This was a simple matter of checking the “OCR” metadata value at the Internet Archive for each of the 263,000 items at BHL. The first step in the process was to identify which versions of which OCR engine was used on BHL’s content. We are currently in a testing phase, and this blog post details some of our early results.

However, in the interests of supporting the efforts of the BHL community, the BHL Tech Team is working with our Internet Archive partner to reprocess some of BHL’s oldest content with the newest available version of Tesseract OCR. This is a prohibitively expensive and time-consuming prospect given that they have 35 million text-based items and reprocessing them would take several years and use up resources that could otherwise be used for gathering new content. The downside to this is that the Internet Archive has rightfully chosen to not re-process all existing text content through the Tesseract OCR engine. Our first impression is that Tesseract OCR is more than “pretty good” in its ability to identify text from the page images provided to it. Over the past year or more, the OCR team at the Internet Archive has adapted and fine-tuned Tesseract to their workflows.

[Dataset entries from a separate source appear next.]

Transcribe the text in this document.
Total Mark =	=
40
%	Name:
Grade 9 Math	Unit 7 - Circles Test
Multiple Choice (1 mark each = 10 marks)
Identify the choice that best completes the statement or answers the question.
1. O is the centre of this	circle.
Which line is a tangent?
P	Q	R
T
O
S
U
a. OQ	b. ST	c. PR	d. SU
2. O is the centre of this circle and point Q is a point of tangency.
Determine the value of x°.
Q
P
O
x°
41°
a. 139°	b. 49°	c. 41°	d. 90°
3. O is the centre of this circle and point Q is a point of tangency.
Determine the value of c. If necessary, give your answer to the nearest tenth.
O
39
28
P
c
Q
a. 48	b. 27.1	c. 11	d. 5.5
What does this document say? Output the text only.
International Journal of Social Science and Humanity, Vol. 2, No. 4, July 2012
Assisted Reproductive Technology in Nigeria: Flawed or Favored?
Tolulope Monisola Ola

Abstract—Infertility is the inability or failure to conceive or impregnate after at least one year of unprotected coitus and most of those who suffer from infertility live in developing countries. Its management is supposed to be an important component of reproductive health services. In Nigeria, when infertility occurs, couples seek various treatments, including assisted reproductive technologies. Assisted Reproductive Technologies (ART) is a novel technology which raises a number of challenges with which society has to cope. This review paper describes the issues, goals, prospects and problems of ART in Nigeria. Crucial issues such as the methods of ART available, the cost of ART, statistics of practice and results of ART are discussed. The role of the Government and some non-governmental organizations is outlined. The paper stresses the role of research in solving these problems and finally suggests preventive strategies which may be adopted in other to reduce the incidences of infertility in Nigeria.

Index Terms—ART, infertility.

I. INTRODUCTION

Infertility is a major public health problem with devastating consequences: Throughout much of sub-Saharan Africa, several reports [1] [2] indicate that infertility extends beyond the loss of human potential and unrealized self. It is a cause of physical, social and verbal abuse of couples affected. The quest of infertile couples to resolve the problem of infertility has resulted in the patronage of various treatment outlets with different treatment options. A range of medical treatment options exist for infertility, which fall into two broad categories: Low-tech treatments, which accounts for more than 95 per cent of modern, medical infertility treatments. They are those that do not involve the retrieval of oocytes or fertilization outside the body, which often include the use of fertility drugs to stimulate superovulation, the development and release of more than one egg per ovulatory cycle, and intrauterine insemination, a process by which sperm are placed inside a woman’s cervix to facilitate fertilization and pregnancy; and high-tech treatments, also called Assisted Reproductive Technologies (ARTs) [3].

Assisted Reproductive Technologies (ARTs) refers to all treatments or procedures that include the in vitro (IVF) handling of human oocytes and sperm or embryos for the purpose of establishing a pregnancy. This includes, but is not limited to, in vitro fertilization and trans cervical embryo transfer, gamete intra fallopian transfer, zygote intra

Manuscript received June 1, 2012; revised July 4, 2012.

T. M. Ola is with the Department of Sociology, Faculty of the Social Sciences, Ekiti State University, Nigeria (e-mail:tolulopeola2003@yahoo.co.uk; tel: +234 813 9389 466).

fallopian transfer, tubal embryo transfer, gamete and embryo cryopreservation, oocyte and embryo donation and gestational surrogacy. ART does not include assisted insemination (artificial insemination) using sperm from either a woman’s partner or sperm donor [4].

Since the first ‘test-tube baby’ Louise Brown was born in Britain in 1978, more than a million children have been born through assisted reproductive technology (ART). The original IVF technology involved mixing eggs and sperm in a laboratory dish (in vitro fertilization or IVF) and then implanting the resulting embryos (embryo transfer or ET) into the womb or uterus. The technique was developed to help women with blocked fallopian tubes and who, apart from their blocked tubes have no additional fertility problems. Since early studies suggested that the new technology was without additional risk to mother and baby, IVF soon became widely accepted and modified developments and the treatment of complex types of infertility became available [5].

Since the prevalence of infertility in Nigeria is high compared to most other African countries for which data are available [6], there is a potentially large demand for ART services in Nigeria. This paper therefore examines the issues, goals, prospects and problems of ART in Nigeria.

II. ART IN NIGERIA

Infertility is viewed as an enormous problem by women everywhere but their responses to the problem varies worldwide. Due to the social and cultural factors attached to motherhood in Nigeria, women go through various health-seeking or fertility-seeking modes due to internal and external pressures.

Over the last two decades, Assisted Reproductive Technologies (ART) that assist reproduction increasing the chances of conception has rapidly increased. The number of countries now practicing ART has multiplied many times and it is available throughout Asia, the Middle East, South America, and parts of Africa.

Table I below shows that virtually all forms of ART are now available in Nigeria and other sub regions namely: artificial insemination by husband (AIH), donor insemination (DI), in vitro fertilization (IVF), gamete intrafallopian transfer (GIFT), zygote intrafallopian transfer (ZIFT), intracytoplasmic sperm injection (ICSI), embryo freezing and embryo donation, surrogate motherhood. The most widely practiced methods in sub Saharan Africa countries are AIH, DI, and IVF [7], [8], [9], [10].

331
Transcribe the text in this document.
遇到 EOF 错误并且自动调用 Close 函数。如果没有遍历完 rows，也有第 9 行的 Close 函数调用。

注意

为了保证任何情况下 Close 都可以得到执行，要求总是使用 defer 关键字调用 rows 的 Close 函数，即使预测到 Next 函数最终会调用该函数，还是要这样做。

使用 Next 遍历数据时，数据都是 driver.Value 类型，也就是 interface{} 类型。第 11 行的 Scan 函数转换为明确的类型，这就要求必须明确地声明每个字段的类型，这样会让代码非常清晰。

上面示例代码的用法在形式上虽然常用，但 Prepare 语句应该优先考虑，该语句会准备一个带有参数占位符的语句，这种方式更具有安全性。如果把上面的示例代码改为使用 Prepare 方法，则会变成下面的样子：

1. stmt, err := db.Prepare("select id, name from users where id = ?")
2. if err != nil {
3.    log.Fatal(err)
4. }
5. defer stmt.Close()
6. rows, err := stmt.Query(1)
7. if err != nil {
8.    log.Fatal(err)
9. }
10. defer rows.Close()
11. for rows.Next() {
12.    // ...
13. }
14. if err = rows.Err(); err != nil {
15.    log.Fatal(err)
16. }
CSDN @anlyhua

Abbyy finereader old version software#
Recently, our colleagues at the Internet Archive made the transition away from the ABBYY FineReader OCR software to the Tesseract Open Source OCR engine. The scientific work that BHL supports demands the best accuracy that we can provide using available tools, and let’s be honest, available budgets. OCR on handwritten text is an even greater challenge to address and is beyond the scope of the improvements discussed here. OCR in and of itself is a remarkable achievement, converting images of typewritten text to computer-readable text with “pretty good” accuracy. Optical character recognition (OCR) plays a critical part in BHL’s contributions to the scientific community.